Once more Charles refused to surrender Buckingham, and a few days later he prorogued parliament in anger. The popular feeling was greatly excited. Lampoons circulated freely from hand to hand, and Dr Lambe, a quack doctor, who dabbled in astrology, and was believed to exercise influence over Buckingham, was murdered in the streets of London. Rude doggerel lines announced that the duke should share the doctor’s fate.
With the clouds gathering round him, Buckingham went down to Portsmouth to take the command of one final expedition for the relief of La Rochelle. For the first time even he was beginning to acknowledge that he had undertaken a task beyond his powers. There was a force of inertia in the officials which resisted his efforts to spur them on to an enterprise which they believed to be doomed to failure. He entered gladly into a scheme of pacification proposed by the Venetian ambassador. But before he could know whether there was to be peace or war, the knife of an assassin put an end to his career. John Felton, who had served at Ré, had been disappointed of promotion, and had not been paid that which was due to him for his services, read the declaration of the Commons that Buckingham was a public enemy, and eagerly caught at the excuse for revenging his private wrongs under cover of those of his country. Waiting, on the morning of the 23rd of August, beside the door of the room in which Buckingham was breakfasting, he stabbed him to the heart as he came out.

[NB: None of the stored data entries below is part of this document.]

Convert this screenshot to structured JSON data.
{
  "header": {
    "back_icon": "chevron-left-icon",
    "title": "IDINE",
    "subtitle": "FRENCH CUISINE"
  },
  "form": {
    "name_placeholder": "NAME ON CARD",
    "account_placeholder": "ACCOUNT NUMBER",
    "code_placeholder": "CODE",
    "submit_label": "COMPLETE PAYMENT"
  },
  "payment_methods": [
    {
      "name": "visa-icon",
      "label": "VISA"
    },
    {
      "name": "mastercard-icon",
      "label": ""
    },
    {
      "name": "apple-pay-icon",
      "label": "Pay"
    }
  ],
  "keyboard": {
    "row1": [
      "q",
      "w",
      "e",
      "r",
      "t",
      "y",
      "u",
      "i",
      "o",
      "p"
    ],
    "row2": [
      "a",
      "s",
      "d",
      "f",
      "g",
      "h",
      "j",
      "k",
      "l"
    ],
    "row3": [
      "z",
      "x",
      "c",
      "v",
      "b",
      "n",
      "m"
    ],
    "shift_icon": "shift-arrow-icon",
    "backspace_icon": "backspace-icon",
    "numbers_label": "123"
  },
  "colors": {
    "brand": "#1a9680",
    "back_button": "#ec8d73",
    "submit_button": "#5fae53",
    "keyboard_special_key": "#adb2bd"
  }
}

Buckingham married Lady Katherine Manners, daughter of Francis, 6th earl of Rutland, by whom he left three sons and one daughter, of whom George, the second son (1628–1687), succeeded to the dukedom.
Bibliography.—Article in the Dict. of Nat. Biography, by S. R. Gardiner; Life of Buckingham, by Sir Henry Wotton (1642), reprinted in Harleian Miscellany, viii. 613; A Parallel between Robert Earl of Essex and George late Duke of Buckingham, by the same writer (1641), in the Thomason Tracts, 164 (20); Characters of the same by Edward, Earl of Clarendon (1706); Life of George Villiers, Duke of Buckingham, &c. (London, 1740); Historical and Biographical Memoirs of George Villiers, Duke of Buckingham (London, 1819); Letters of the Duke and Duchess of Buckingham (Edinburgh, 1834); Historia Vitae . . . Ricardi II., &c., by Thos. Hearne (1729); Documents illustrating the Impeachment of Buckingham, published by the Camden Society and edited by S. R. Gardiner (1889); Epistolae Hoelianae (James Howell), 187, 189, 203; Poems and Songs relating to George Villiers, Duke of Buckingham, ed. by R. W. Fairholt for the Percy Society (1850); Rous’s Diary (Camden Soc., 1856), p. 27; Gent. Mag. (1845), ii. 137-144 (portrait of Buckingham dead); Cal. of State Papers, and MSS. in the British Museum (various collections). Hist. MSS. Comm. Series. See also P. Gibbs, The Romance of George Villiers, 1st Duke of Buckingham (1908). (S. R. G.; P. C. Y.)
- i.e. in the Villiers line; see above.
- The Life, by Sir Henry Wotton, gives August 28th as the date of his birth, but, when relating his death on August 23rd, adds, “thus died the great peer in the 36th year of his age compleat and three days over.” August 28th was therefore probably a misprint for August 20th.